Becoming an electric vehicle (EV) driver means getting to know your specific battery. This helps you get the most out of your vehicle’s performance, while extending the life of your charge. It’s all about planning ahead to keep you fully road ready.
1. Check your speed
Driving at a moderate pace conserves battery life. If you find yourself running low on charge, try to take a route that has a slower speed limit. Driving at higher speeds depletes battery life much faster.
2. Avoid full charging
Lithium batteries run best when charged to 80%. This leaves room for regenerative braking which converts kinetic energy into usable energy if there is enough space in the battery.
3. Plan for vacation storage
If you plan to fly, be sure your battery has enough charge for when you return. If parking at the airport, keep in mind that the charge will reduce a little bit each day. Charge your battery as much as possible before leaving or keep your car plugged in while you’re gone to make sure your range is always topped off.
4. Park in the shade
Whenever possible, keep your electric vehicle parked in the shade. This helps prevent the thermal management system under the hood from running more than it needs to and draining the battery.
5. Take more time to charge in the heat
The sun can slow down charging time for lithium-ion batteries. Notice when it’s hot and muggy outside, that’s when you’ll need a little extra time to fill up.

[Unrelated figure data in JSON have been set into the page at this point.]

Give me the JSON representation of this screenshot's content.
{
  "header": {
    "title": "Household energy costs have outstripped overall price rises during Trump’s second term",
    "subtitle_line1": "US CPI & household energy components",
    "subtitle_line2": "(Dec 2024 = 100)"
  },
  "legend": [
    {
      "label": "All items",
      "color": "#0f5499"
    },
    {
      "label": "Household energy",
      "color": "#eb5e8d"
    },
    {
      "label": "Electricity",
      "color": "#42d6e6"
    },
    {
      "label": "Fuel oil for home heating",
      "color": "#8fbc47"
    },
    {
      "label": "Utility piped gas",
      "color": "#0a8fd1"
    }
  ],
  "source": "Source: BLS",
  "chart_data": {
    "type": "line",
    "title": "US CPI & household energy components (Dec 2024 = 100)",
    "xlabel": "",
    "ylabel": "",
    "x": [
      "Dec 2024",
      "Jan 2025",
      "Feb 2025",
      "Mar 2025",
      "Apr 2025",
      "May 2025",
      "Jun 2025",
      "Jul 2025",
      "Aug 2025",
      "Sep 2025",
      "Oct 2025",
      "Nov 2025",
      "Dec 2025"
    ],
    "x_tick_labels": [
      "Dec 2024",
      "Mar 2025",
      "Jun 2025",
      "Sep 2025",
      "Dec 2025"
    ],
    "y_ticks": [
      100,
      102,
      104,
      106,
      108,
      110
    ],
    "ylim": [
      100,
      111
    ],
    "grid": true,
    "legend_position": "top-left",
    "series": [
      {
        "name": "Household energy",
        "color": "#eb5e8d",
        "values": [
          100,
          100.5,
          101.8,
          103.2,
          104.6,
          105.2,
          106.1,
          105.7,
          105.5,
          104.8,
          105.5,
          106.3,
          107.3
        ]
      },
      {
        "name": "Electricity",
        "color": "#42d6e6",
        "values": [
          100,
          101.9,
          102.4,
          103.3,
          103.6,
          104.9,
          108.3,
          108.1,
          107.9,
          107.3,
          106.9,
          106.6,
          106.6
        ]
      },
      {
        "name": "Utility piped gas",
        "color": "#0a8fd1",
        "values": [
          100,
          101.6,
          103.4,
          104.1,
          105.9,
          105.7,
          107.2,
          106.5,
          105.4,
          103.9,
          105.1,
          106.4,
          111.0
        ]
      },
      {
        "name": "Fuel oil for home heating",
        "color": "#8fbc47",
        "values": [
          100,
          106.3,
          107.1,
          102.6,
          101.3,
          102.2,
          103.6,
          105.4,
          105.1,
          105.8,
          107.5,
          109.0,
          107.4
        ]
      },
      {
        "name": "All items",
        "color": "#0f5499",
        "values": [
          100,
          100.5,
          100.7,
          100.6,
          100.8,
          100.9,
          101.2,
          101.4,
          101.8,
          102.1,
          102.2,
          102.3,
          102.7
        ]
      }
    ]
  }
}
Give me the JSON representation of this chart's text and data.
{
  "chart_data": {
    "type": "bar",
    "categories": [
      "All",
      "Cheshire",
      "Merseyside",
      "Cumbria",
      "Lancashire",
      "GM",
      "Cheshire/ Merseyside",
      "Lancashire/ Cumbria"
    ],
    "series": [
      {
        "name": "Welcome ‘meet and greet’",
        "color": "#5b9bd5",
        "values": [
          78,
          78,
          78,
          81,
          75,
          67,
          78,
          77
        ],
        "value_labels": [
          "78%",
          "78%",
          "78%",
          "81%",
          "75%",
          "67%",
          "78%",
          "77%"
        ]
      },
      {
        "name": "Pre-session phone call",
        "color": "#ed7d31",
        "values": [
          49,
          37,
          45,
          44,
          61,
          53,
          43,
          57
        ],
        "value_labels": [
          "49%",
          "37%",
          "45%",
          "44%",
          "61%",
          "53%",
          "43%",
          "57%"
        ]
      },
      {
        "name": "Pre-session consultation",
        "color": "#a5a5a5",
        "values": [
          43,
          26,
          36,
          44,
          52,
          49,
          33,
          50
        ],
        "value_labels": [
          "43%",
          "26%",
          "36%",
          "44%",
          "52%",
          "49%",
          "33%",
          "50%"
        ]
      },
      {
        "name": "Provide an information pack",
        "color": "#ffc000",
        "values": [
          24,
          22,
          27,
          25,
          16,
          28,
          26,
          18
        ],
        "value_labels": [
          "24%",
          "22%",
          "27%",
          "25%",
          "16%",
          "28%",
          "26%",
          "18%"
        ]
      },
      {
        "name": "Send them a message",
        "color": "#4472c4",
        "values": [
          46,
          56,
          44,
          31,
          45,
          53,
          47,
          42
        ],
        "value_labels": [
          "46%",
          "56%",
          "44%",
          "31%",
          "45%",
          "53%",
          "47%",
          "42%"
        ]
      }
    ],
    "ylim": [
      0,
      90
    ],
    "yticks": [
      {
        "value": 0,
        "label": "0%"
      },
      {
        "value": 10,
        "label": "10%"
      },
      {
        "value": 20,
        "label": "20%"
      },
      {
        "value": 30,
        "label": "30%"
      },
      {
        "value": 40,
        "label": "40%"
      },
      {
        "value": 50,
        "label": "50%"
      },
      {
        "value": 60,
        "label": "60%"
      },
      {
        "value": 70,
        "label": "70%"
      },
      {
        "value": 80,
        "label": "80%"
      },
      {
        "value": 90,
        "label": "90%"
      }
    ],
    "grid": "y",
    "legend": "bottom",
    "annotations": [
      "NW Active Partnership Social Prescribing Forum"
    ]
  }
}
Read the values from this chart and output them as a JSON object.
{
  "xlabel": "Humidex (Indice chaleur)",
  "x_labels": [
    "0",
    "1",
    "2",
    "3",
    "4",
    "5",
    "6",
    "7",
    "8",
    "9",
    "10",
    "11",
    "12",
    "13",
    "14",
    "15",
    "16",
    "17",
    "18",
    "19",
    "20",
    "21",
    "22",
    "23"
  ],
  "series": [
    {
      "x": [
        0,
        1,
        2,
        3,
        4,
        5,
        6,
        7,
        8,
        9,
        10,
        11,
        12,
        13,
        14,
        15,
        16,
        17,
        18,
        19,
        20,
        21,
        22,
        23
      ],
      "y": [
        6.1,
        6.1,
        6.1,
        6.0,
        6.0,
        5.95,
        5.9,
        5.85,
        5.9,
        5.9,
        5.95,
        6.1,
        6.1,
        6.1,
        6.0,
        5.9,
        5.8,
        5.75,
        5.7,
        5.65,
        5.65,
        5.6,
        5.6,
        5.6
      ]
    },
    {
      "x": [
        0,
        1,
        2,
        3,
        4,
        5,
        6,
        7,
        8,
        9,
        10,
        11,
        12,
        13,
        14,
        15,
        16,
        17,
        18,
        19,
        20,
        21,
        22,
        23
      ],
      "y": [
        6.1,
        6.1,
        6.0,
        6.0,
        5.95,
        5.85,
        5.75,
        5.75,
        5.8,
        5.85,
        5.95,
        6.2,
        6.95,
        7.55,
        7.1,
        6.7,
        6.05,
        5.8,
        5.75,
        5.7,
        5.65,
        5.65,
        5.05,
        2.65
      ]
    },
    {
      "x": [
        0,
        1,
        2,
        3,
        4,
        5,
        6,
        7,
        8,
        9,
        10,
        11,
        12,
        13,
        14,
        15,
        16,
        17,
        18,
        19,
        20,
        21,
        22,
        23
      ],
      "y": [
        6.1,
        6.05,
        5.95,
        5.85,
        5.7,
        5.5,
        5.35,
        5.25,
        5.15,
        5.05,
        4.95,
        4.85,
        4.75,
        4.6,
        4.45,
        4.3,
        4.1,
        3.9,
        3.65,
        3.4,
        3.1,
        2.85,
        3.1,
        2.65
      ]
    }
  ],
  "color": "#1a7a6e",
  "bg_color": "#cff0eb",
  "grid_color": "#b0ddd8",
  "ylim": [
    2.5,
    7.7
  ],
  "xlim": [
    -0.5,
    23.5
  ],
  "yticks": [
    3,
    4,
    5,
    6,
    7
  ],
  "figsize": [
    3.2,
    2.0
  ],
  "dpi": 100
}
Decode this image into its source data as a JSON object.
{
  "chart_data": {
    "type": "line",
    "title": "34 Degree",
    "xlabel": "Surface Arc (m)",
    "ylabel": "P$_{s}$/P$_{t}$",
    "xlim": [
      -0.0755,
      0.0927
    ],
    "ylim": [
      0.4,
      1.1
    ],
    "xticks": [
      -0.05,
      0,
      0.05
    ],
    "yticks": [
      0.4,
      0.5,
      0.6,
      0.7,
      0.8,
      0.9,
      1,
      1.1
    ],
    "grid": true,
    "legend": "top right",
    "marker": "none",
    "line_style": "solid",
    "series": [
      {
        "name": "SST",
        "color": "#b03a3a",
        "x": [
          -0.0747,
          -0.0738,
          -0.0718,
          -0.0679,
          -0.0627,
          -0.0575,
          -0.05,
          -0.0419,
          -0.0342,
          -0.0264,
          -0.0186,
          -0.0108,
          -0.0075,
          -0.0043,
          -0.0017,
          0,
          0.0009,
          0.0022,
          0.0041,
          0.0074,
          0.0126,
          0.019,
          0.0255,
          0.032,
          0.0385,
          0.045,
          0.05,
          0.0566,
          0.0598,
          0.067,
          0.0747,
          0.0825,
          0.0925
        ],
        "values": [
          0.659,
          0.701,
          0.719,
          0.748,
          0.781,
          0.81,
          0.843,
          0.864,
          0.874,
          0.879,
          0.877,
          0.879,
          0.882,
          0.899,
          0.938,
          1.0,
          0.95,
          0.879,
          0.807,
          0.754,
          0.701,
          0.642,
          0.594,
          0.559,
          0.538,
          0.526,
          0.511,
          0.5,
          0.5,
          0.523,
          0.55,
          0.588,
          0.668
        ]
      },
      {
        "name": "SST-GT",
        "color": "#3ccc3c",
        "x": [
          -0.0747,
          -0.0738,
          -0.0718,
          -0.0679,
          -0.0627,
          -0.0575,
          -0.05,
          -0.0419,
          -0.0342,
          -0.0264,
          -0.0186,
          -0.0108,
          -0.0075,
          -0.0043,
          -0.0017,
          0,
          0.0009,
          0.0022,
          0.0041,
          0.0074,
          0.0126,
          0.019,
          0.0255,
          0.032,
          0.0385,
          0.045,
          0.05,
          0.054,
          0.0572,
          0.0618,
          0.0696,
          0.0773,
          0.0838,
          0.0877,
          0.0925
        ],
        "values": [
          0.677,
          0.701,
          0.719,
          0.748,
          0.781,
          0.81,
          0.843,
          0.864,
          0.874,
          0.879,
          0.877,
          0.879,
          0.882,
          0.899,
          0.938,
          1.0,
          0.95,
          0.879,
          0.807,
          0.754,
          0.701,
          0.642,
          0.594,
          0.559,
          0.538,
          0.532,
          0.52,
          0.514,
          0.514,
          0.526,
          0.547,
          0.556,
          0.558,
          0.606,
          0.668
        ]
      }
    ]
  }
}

6. Plan your route ahead of time
No matter where you plan to drive, it’s a good idea to know where charging stations are located. For short trips, it’s best to always stay at least moderately charged. This not only helps you fill up faster when you need to, but it also keeps you from getting stuck without power should you find yourself on an extended detour. If you’re going on a lengthy trip, you will need to plan your route carefully to ensure adequate charging stations along the way. Have a backup plan in case the location you choose is out of service or already full. You can check the website PlugShare or download their app to find charging stations along your driving route.
7. Don’t quick charge
Quick-charge settings require more energy. To maintain the longevity of your battery life, use long-charge settings. The difference between quick charging vs. a normal charge rate is compounded over time, which can add up to a few years of additional time before having to replace your battery.
8. Time your charge
The best way to manage your EV charging is by plugging it in during times when you know you won’t need to drive for a few hours. It’s also best not to charge immediately before driving when the battery is considered "hot". Plugging your vehicle in overnight is ideal, and best if you can limit charging to near 80% as mentioned earlier. It helps to have a charger with a timer so that you can estimate when your car will reach an 80% charge. Or your car may allow you to set charging times and charging limits which give you control over both important elements.